Re: [GIT PULL] mm: frontswap (for 3.2 window)

From: Andrea Arcangeli
Date: Mon Oct 31 2011 - 14:18:03 EST


On Fri, Oct 28, 2011 at 08:21:31AM -0700, Dan Magenheimer wrote:
> real users and real distros and real products waiting, so if there
> are any real issues, let's get them resolved.

We already told you the real issues there are and you did nothing so
far to address those, so much was built on top of a flawed API that I
guess an heartquake of massive scale has to come in to actually
convince Xen to change any of the huge amount of code built on the
flawed API.

I don't know the exact Xen details (it's possible Xen design doesn't
allow these below 4 issues to be fixed, I've no idea) but for all
other non-virt usages (compressed-swap/compressed-pagecache, ramster)
I doubt it is impossible to change the design of the tmem API to
address at least one of those basic huge troubles that such an API
imposes:

1) 4k page limit (no way to handle hugepages)

Ok swapcache and pagecache are always 4k, but that may change. Plus
it's generally flawed these days to add a new API people will build
code on that can't handle hugepages, at least hugetlbfs should be
handled. And especially considering it was born for virt, in virt
space we only work with hugepages.

2) synchronous

3) not zerocopy, requires one bounce buffer for every get and one
bounce buffer again for every put (like highmem I/O with 32bit pci)

In my view point 3 is definitely fixable for swapcache compression
and pagecache compression, there's no way we can accept a copy before
starting compressing the data, the source of the compression
algorithm must be the _userland_ page but instead you copy first, and
compress on the copy destination, correct me if I'm wrong.

4) can't handle batched requests

Requires one vmexit for each 4k page accessed if KVM hypervisor wants
to access tmem, it's impossible we want to use this in KVM, at most
we could consider exiting every 2M page, impossible to vmexit every
4k or performance is destroyed and we'd run as slow as no-EPT/NPT.
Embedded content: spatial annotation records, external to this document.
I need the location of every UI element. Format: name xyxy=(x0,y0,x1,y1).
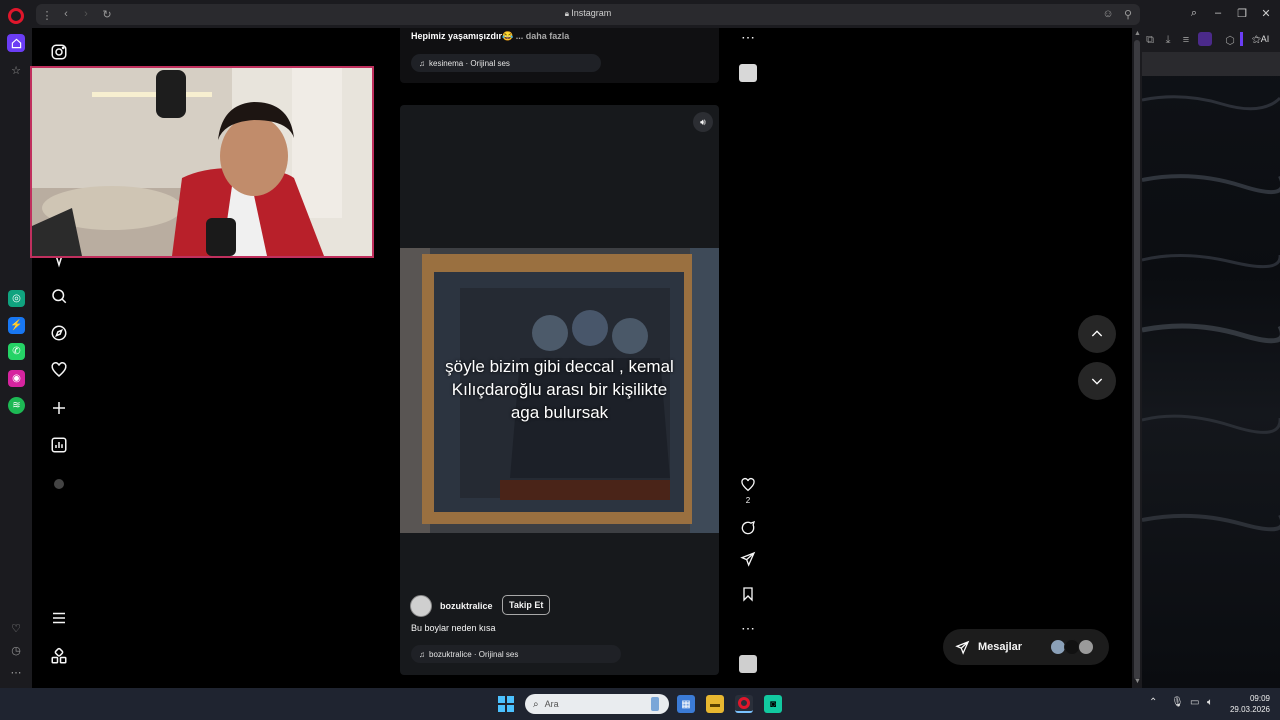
spotify-icon[interactable]: ≋ xyxy=(8,397,25,414)
heart-icon[interactable]: ♡ xyxy=(8,620,24,636)
ai-button[interactable]: ⚝AI xyxy=(1252,34,1269,45)
emoji-icon[interactable]: ☺ xyxy=(1100,6,1116,22)
comment-icon[interactable] xyxy=(737,517,759,539)
volume-tray-icon[interactable]: 🔈︎ xyxy=(1207,697,1213,708)
scroll-down-icon[interactable]: ▼ xyxy=(1134,678,1141,685)
address-title: 🔒︎ Instagram xyxy=(564,8,612,18)
taskbar-search-placeholder: Ara xyxy=(544,699,559,709)
share-icon[interactable] xyxy=(737,548,759,570)
previous-reel-audio-thumb[interactable] xyxy=(739,64,757,82)
opera-taskbar-icon[interactable] xyxy=(735,695,753,713)
microphone-icon[interactable]: 🎙︎ xyxy=(1171,697,1184,708)
more-icon[interactable]: ⋯ xyxy=(8,664,24,680)
search-highlight-icon xyxy=(651,697,659,711)
search-icon: ⌕ xyxy=(533,698,539,710)
ai-icon: ⚝ xyxy=(1252,34,1261,44)
chevron-up-icon xyxy=(1091,330,1103,337)
scrollbar-thumb[interactable] xyxy=(1134,40,1140,680)
webcam-overlay xyxy=(30,66,374,258)
whatsapp-icon[interactable]: ✆ xyxy=(8,343,25,360)
create-plus-icon[interactable] xyxy=(48,397,70,419)
background-window xyxy=(1141,0,1280,688)
music-note-icon: ♫ xyxy=(419,58,425,68)
more-link[interactable]: ... daha fazla xyxy=(516,31,570,41)
explore-icon[interactable] xyxy=(48,322,70,344)
profile-avatar-icon[interactable] xyxy=(48,473,70,495)
reel-audio-thumb[interactable] xyxy=(739,655,757,673)
follow-button[interactable]: Takip Et xyxy=(502,595,551,615)
previous-reel-card: Hepimiz yaşamışızdır😂 ... daha fazla ♫ k… xyxy=(400,28,719,83)
extension-purple-icon[interactable] xyxy=(1198,32,1212,46)
reel-more-icon[interactable]: ⋯ xyxy=(737,617,759,639)
messages-button[interactable]: Mesajlar xyxy=(943,629,1109,665)
notifications-heart-icon[interactable] xyxy=(48,359,70,381)
reel-caption: Bu boylar neden kısa xyxy=(411,623,496,633)
like-count: 2 xyxy=(745,496,751,505)
chevron-down-icon xyxy=(1091,378,1103,385)
chatgpt-icon[interactable]: ◎ xyxy=(8,290,25,307)
pin-icon[interactable]: ⚲ xyxy=(1120,6,1136,22)
volume-icon[interactable]: 🔊︎ xyxy=(693,112,713,132)
right-window-address-bar[interactable] xyxy=(1142,52,1280,76)
more-menu-icon[interactable] xyxy=(48,607,70,629)
dashboard-icon[interactable] xyxy=(48,434,70,456)
app-taskbar-icon[interactable]: ◙ xyxy=(764,695,782,713)
opera-logo-icon[interactable] xyxy=(8,8,24,24)
save-bookmark-icon[interactable] xyxy=(737,583,759,605)
cube-icon[interactable]: ⬡ xyxy=(1222,32,1238,48)
accent-divider xyxy=(1240,32,1243,46)
reel-author-username[interactable]: bozuktralice xyxy=(440,601,493,611)
instagram-logo-icon[interactable] xyxy=(48,41,70,63)
browser-sidebar: ☆ ◎ ⚡ ✆ ◉ ≋ ♡ ◷ ⋯ xyxy=(0,0,32,688)
music-note-icon: ♫ xyxy=(419,649,425,659)
extension-icon[interactable]: ⧉ xyxy=(1142,32,1158,48)
webcam-feed-image xyxy=(32,68,372,256)
messages-avatars xyxy=(1050,639,1095,655)
like-icon[interactable] xyxy=(737,474,759,496)
message-avatar xyxy=(1078,639,1095,655)
right-window-toolbar: ⧉ ⤓ ≡ ⬡ ⚝AI xyxy=(1142,28,1280,52)
reel-overlay-text: şöyle bizim gibi deccal , kemal Kılıçdar… xyxy=(445,357,674,422)
previous-reel-button[interactable] xyxy=(1078,315,1116,353)
next-reel-button[interactable] xyxy=(1078,362,1116,400)
start-button[interactable] xyxy=(498,696,514,712)
list-icon[interactable]: ≡ xyxy=(1178,32,1194,48)
download-icon[interactable]: ⤓ xyxy=(1160,32,1176,48)
instagram-app-icon[interactable]: ◉ xyxy=(8,370,25,387)
close-icon[interactable]: ✕ xyxy=(1258,5,1274,21)
previous-reel-caption: Hepimiz yaşamışızdır😂 ... daha fazla xyxy=(411,31,570,41)
reel-card[interactable]: 🔊︎ şöyle bizim gibi deccal , kemal Kılıç… xyxy=(400,105,719,675)
right-window-titlebar: ⌕ – ❐ ✕ xyxy=(1142,0,1280,28)
scroll-up-icon[interactable]: ▲ xyxy=(1134,30,1141,37)
send-icon xyxy=(955,640,970,655)
ocean-wallpaper xyxy=(1141,95,1280,532)
clock[interactable]: 09:09 29.03.2026 xyxy=(1226,693,1270,715)
reel-audio[interactable]: ♫ bozuktralice · Orijinal ses xyxy=(411,645,621,663)
search-icon[interactable] xyxy=(48,285,70,307)
history-icon[interactable]: ◷ xyxy=(8,642,24,658)
network-icon[interactable]: ▭ xyxy=(1190,697,1199,708)
address-bar[interactable]: ⋮ ‹ › ↻ 🔒︎ Instagram ☺ ⚲ xyxy=(36,4,1140,25)
search-icon[interactable]: ⌕ xyxy=(1186,5,1202,21)
reel-video[interactable]: şöyle bizim gibi deccal , kemal Kılıçdar… xyxy=(400,248,719,533)
messenger-icon[interactable]: ⚡ xyxy=(8,317,25,334)
previous-reel-audio[interactable]: ♫ kesinema · Orijinal ses xyxy=(411,54,601,72)
page-scrollbar[interactable]: ▲ ▼ xyxy=(1132,28,1142,688)
reel-author-avatar[interactable] xyxy=(410,595,432,617)
file-explorer-icon[interactable]: ▬ xyxy=(706,695,724,713)
also-from-meta-icon[interactable] xyxy=(48,645,70,667)
messages-label: Mesajlar xyxy=(978,641,1023,653)
star-icon[interactable]: ☆ xyxy=(8,62,24,78)
taskbar-search[interactable]: ⌕ Ara xyxy=(525,694,669,714)
home-icon[interactable] xyxy=(7,34,25,52)
store-icon[interactable]: ▦ xyxy=(677,695,695,713)
minimize-icon[interactable]: – xyxy=(1210,5,1226,21)
maximize-icon[interactable]: ❐ xyxy=(1234,5,1250,21)
previous-reel-more-icon[interactable]: ⋯ xyxy=(737,26,759,48)
tray-chevron-icon[interactable]: ⌃ xyxy=(1149,697,1157,708)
Address these 4 points (or at least the ones that are solvable) and
it'll become appealing. Or at least try to explain why it's impossible
to solve all these 4 points to convince us this API is the best we can
get for the non-virt usages (let's ignore Xen/KVM for the sake of this
discussion, as Xen may have legitimate reasons for why those 4 above
points are impossible to fix).

At the moment to me it still looks a legacy-compatibility API to make
life easier to Xen users that uses a limited API (at least it's
simpler I'd agree on it being simpler this way) to share cache across
different guests and tries to impose those above 4 limits (and
horrendous performance in accessing tmem from Xen Guest but still
faster than I/O isn't it? :) even to the non-virt usages.

Even frontswap, there is no way we can accept to do synchronous bounce
buffers for every single 4k page that is going to hit swap. That's
worse than HIGHMEM 32bit... Obviously you must be mlocking all Oracle
db memory so you won't hit that bounce buffering ever with
Oracle. Also note, historically there's nobody that hated bounce
buffers more than Oracle (at least I remember the highmem issues with
pci32 cards :). Also Oracle was the biggest user of hugetlbfs.

So it sounds weird that you like this API forces bounce buffering CPU
cache-destroying and 4k page units, for everything that passes through
it.

If I'm wrong please correct me, I hadn't lots of time to check
code. But we already raised these points before without much answer.